From Montana Ave NE to Rhode Island Ave NE, 18th St NE is 42 feet wide, typically divided as follows, from west to east:
- 8-foot south-bound delineated parking lane
- 10-foot south-bound driving lane
- a double-yellow center line
- 10-foot north-bound driving lane
- 8-foot north-bound delineated parking lane
- a 5-foot bike lane, running between the parking lane and driving lane in one given direction
Montana to Bryant
This is the only segment that deviates from the above standard form, and for which the bike lanes run in both directions.
- north-bound the 5-foot painted bike lane runs between a 13-foot driving lane and the curb, in an area with a few very wide curb cuts
- south-bound the 5-foot painted bike lane runs between an 8-foot delineated parking lane and a 10-foot drive lane
At Bryant, which has decent visibility, the roadway realigns to standard form on the north side:
- north-bound the bike lane jumps to the left to accommodate the introduction of a north-bound parking lane and a shrinking (13 feet to 10 feet) north-bound drive lane
- south-bound sharrows become a painted bike lane
- the double-yellow center-line jumps to the west looking north, with a dotted guideline painted through the intersection
Bryant to Douglas
For the stretch from Bryant to Douglas, the roadway resembles the standard form above, with the bike lane north-bound and sharrows south-bound.

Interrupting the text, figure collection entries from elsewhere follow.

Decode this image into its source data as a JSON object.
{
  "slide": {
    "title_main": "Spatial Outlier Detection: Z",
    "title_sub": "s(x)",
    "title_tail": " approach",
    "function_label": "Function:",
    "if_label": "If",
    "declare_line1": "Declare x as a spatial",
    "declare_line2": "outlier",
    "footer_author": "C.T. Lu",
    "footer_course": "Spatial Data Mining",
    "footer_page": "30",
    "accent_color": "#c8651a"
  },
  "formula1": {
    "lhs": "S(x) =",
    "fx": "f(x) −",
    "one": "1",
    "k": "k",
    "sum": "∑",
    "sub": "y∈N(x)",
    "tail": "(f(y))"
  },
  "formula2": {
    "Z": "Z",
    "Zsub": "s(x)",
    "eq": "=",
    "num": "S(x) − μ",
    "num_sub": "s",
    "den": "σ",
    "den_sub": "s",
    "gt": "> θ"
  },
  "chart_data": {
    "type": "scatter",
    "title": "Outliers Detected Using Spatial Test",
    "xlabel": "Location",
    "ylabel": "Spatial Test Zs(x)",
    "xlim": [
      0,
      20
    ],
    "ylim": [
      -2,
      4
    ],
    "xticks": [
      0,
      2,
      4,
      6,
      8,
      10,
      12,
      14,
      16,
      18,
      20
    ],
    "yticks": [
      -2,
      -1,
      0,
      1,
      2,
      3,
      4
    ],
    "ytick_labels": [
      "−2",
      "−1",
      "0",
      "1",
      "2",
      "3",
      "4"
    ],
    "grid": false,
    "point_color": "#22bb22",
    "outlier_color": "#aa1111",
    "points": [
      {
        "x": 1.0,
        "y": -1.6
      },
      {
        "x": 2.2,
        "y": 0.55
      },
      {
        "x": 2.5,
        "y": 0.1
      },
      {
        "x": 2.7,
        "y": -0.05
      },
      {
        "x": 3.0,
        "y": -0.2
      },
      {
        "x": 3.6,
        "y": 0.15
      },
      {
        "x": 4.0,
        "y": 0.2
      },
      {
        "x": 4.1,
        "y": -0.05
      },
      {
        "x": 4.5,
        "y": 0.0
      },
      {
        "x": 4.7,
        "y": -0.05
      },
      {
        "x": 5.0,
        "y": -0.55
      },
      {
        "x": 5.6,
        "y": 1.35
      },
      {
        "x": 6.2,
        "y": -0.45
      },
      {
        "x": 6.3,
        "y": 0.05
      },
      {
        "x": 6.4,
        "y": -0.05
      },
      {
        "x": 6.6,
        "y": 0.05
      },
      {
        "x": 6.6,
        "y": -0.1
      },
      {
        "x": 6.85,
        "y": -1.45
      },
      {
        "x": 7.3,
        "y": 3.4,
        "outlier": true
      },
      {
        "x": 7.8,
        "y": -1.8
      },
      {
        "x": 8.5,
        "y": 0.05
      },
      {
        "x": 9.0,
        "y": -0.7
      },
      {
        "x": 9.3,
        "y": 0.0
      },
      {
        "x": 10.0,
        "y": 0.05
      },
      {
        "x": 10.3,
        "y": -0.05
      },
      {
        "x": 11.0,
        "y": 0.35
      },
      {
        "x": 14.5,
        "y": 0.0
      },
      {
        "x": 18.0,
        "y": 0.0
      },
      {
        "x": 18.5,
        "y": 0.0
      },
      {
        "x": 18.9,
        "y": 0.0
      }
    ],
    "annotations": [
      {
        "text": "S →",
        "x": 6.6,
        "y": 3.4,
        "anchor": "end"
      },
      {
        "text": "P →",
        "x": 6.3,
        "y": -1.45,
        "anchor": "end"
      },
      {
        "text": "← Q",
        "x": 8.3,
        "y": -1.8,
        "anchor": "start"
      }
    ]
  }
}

Douglas and 18th is a three-way intersection, with the Center for Aging facility parking lot entrance on the east side just north and south of the intersection. The north-bound and south-bound bike lanes both end into sharrows in their respective direction over a blind hill at a pair of unsignalized crosswalks.
This is the only switch in which the road’s center line does not jump.
Douglas to Franklin
For the stretch from Douglas to Franklin, the roadway resembles the standard form above, with the bike lane south-bound and sharrows north-bound.
At Franklin, a dip in the road makes for heightened visibility as sharrows switch to painted lanes in each direction. The center-line jumps, without a dotted guideline through the intersection.
Franklin to Rhode Island
For the stretch from Franklin to Rhode Island, the roadway resembles the standard form above with the bike lane north-bound and sharrows south-bound.
Just before the Woodridge Library parking lot, an on-street Capital Bikeshare dock is present in the parking lane, and north of that, the bike lane veers into the library curb cut to make room for a left-turn pocket lane onto Rhode Island Ave.
Montana and south
A slip lane carries 18th St right on Montana.
18th St itself veers right to a segment of W St largely fronting a DDOT facility and ending at a pocket park with no through access for drivers.
Turning left onto Montana from 18th leads to a short segment passing under railroad track and to Montana Circle; the junction of Montana, New York, and West Virginia Avenues.
North of RIA
18th St shrinks considerably north of RIA, with a 32-37 foot wide fluctuation from RIA to Irving, and then a standard 29-foot crosswidth (with a double-yellow line and parking only southbound) up to past South Dakota Ave.